March 15, 2017

DPS Yvette 112 Foundation Skis

I’m not usually a pink person. In fact, nothing in my kit has even a hint of pink. So, when I decided to buy the DPS Yvette 112 Foundations I had some hesitations (hint: they’re pink and yellow), but I hoped their performance would make up for their girly demeanor. My first day riding them Mammoth had just received 17” of good ol’ Sierra Cement. As I descended the mountain I had to avoid the ever-growing minefield of skiers and boarders wallowing around in the quicksand-like snow. It was no hard task as these skis were some of the most responsive skis I had ever experienced. The amount of control they give you in more than a foot of untouched snow is unparalleled. The DPS Yvettes are so effortless to ski off-piste and in the trees, you would think that’s all they’re good for. You, my friend, would be wrong. The size and shape are easily maneuverable in the thick powder as well as any other snow you can find. When we were on Mt. Baldy Ski Lifts in Southern California for our avalanche course, we endured howling winds, ice-blown crud, and sunbaked mashed potatoes. If you have ever skied to the parking lot from the top of Mt Baldy, you understand when I say you can take these skis anywhere. To my great satisfaction, not once did the Yvettes disappoint… aaaaaand the pink is growing on me. I really look forward to the rest of this record-breaking season with my strawberry-lemonade Dope Powder Skis underfoot.

Review by Tess


DPS Wailer F112 Foundation Ski

There are so many different skis on the market these days, and “fat” skis seem to be what everyone wants to ride…regardless of the conditions. I recently spoke with a guy who says his 114mm underfoot skis are his “Daily Drivers” and I couldn’t help myself but let out a small chuckle. I had thought anything over 105 mm underfoot was just too difficult to ski in conditions not requiring a snorkel while you ski. That all changed when I got on the DPS Wailer 112s. I had always seen the famous DPS skis around Colorado and Utah resorts, and thought to myself: DPS must stand for Dope Powder Skis and got concerned when the conditions at Mt. Baldy Ski Lifts in Southern California were less than ideal for powder skis.

Believe it or not but the DPS Wailers will ski well in any conditions. There was enough camber underfoot to have control when navigating steep, hardpack slopes and in the afternoon, they handled great in the corn and mashed potatoes. I never felt like I got hung up in my turns even in the morning hard pack, and the bases held up as well; I definitely hit a few rocks and nothing went all they way to the core. I toured with them for about a half mile with BD Ascension Skins and had no problem breaking through the morning crud with all the weight. I would not recommend these as someone’s primary backcountry touring ski, too heavy for long approaches. (See the DPS Tour 1 review for a great backcountry ski) The added weight is great for resort skiers, I was able to ski these at Mammoth after their 20ft storm and these were the best powder skis I may have ever skied. Their damper is great for big lines and high speeds and they handled great on soft packed groomers.

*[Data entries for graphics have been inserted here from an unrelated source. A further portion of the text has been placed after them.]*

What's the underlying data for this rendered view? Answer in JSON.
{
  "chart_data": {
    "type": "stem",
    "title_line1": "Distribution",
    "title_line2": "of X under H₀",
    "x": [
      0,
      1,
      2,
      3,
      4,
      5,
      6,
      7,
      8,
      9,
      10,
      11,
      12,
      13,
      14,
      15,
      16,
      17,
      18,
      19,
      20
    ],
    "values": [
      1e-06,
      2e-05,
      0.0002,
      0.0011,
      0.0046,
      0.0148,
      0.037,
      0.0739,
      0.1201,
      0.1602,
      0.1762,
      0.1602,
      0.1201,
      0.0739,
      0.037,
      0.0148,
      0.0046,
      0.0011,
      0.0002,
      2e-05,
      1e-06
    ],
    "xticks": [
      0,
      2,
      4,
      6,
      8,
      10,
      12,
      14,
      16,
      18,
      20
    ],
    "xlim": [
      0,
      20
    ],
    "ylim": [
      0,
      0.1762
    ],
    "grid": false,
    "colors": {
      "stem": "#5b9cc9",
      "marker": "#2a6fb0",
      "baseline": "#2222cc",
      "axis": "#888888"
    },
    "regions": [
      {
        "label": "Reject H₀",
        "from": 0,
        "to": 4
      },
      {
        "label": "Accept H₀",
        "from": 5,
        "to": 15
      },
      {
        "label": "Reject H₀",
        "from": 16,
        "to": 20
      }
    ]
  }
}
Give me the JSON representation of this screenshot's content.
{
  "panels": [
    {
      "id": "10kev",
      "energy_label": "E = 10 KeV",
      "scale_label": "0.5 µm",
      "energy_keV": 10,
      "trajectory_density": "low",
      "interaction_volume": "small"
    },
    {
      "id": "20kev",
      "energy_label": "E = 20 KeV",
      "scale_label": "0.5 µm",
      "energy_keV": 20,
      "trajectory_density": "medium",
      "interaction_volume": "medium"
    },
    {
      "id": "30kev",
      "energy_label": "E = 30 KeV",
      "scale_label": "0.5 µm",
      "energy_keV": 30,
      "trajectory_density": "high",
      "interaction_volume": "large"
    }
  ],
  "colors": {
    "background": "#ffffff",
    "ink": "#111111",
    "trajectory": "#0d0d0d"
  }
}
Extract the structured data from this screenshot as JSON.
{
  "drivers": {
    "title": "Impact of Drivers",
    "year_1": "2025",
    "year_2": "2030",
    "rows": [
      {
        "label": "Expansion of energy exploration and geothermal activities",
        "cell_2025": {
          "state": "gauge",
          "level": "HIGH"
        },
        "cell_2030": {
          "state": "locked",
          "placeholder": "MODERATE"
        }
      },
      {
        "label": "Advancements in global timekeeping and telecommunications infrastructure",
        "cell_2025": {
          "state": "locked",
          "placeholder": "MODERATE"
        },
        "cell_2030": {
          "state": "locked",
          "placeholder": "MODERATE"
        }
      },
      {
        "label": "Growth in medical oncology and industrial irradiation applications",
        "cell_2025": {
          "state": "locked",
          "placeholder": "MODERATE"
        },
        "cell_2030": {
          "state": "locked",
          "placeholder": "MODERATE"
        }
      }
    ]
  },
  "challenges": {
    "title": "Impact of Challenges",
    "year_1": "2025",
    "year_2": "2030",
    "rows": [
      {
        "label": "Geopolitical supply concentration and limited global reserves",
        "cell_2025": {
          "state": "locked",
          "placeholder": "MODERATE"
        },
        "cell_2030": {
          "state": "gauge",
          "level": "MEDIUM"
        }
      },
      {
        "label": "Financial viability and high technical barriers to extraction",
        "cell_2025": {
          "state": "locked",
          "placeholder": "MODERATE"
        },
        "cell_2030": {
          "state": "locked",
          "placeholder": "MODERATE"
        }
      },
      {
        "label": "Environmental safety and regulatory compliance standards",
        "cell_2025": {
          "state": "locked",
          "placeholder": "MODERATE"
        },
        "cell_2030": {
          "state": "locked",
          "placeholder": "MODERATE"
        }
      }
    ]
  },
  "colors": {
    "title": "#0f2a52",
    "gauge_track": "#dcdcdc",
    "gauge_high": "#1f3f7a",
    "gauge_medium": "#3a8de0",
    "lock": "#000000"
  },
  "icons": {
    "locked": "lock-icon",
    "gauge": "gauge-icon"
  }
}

In conclusion these skis are a great resort powder set-up and would be ideal for lift accessed backcountry, or short approaches. They handle every snow type from morning hardpack to spring corn. The DPS are a staple in every skier’s quiver.

Review by Justin


DPS Wailer 106 Tour 1 Skis


These things float. Seriously. It’s effortless. I couldn’t be more content with these skis. I got them as backcountry skis, and although I haven’t yet had the chance to do a full day skinning with them, I can already attest to how amazing they are. A little sidecountry hiking to find some untracked powder, and I’ve never had as much fun skiing. Turns link themselves, they stop on a dime, and they work in nearly any condition, crust to dust. Both skis with bindings are lighter than one of my resort skis without bindings. And despite their lightweight carbon construction, the Wailers don’t shy away from taking a beating. With hidden rocks, buried roots, and the occasional accidental friend skiing over my top sheet, these things have already seen their fair share of abuse (and they have the core shots to prove it). But with the amount of damage they have seen is not proportional to the crud they have put up with- they are astonishing.